I met a person recently who has a college degree in computer science. He works at a local pizza shop. The question this week is not really a question but my thoughts on the situation. What went wrong? Or did anything go wrong?

Programming can be rewarding in so many ways. It can be fun and challenging. But it can also be stressful and tedious.

Programming is not for everybody even though I think anybody can learn. A lot of people are attracted to the profession with the lure of high salaries, stock options, and easy work. The truth is, you can find these qualities in almost any profession.

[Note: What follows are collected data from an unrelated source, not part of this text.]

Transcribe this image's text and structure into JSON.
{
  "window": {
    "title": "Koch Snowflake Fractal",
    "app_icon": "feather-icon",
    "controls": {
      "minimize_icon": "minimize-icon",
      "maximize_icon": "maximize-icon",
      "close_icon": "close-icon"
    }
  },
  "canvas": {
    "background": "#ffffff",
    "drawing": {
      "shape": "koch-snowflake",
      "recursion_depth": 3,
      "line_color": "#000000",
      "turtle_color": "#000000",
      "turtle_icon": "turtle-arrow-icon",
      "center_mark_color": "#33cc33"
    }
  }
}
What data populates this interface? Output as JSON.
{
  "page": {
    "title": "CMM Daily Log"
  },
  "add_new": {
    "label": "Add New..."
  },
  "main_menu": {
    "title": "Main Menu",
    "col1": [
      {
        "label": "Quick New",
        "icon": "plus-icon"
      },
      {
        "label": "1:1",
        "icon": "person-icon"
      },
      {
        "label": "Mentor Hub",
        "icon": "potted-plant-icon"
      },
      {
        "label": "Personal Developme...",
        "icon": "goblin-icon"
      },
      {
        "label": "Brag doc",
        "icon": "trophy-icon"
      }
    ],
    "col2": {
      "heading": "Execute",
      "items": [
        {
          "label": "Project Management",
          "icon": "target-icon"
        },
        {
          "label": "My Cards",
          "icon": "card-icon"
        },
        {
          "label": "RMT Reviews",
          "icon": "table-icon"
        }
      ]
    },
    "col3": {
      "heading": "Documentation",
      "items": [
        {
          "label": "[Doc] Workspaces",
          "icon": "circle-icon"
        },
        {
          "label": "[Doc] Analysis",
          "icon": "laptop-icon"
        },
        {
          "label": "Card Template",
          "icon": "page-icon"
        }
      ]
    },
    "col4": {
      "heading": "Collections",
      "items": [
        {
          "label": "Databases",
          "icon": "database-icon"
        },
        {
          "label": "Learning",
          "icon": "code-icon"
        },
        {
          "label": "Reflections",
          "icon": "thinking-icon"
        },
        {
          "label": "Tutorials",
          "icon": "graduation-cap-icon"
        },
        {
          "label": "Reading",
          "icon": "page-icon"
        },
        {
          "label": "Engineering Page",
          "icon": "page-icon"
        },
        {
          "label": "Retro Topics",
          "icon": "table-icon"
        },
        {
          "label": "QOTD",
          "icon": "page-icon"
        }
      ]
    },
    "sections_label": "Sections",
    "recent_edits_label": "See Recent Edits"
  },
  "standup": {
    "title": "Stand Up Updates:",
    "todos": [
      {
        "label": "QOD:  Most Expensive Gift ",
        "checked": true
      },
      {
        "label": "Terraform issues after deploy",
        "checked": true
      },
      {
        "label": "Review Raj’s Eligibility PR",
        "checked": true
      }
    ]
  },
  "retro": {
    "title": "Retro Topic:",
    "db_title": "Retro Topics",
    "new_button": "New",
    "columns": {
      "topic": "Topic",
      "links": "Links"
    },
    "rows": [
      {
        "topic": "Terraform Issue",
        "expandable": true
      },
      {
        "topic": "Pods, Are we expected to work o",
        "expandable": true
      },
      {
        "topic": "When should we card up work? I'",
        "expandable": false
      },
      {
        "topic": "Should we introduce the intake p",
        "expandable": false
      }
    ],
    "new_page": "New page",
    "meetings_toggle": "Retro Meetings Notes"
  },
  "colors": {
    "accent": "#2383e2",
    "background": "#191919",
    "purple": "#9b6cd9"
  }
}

I once knew a trapper in Washington. He had a small business catching wildlife. This meant that he would come out to people’s houses, set a trap, and ask the homeowner to call when the trap caught the animal. Then he would take the animal someplace far away and release it. He was making twice as much money as I was working for Microsoft.

Stock options also don’t always work out as expected or hoped. It takes years to vest and they sometimes aren’t worth anything. Don’t expect many options when you’re just getting started. Companies give out stock options to experienced employees and it doesn’t matter what the job is.

And how hard can it be to sit behind a desk in an air-conditioned office building? There’s no manual labor involved. No toxic chemicals. No dangerous machinery. But if you’re looking for an easy job, then programming is not it. If you’re not constantly doing better and improving, then you won’t last long. It takes more determination and focus than almost any other job. You can never let yourself get comfortable with your current skills.

Given all this, it’s no wonder that some people might try programming only to realize that the job’s not what was expected and they hate it. If you’re in a job that you hate, then get out. Now. Go become a trapper and make even more money.

I don’t think the common problem is that people don’t like their job though. And I also don’t think the real problem is with experience or grades. I could tell that the person making pizzas was intelligent and hard working. If a friend says, “Hey, why don’t you come by where I work and meet my manager? We can use somebody like you.” Well, after months of no responses and dwindling money in the bank, a regular paycheck looks pretty good. And once you take that step, it becomes harder to find a software job.

There are some things you can do to improve your chances. Here’s three tips that will help:

  1. Realize that rejection is normal. If you’re not being rejected, then you’re not applying to the right jobs. So don’t take no responses as a sign that you’re not suited to be a programmer.
  2. Realize that you need to be prepared and qualified. Bring tangible proof that you can do the job. Working on your own projects that you can show and describe and have a full discussion about your designs is one of the best ways to rise above the other applicants.
  3. And realize that this takes work. Spending your time in a temporary job takes away from your ability to do the work required to get a software job.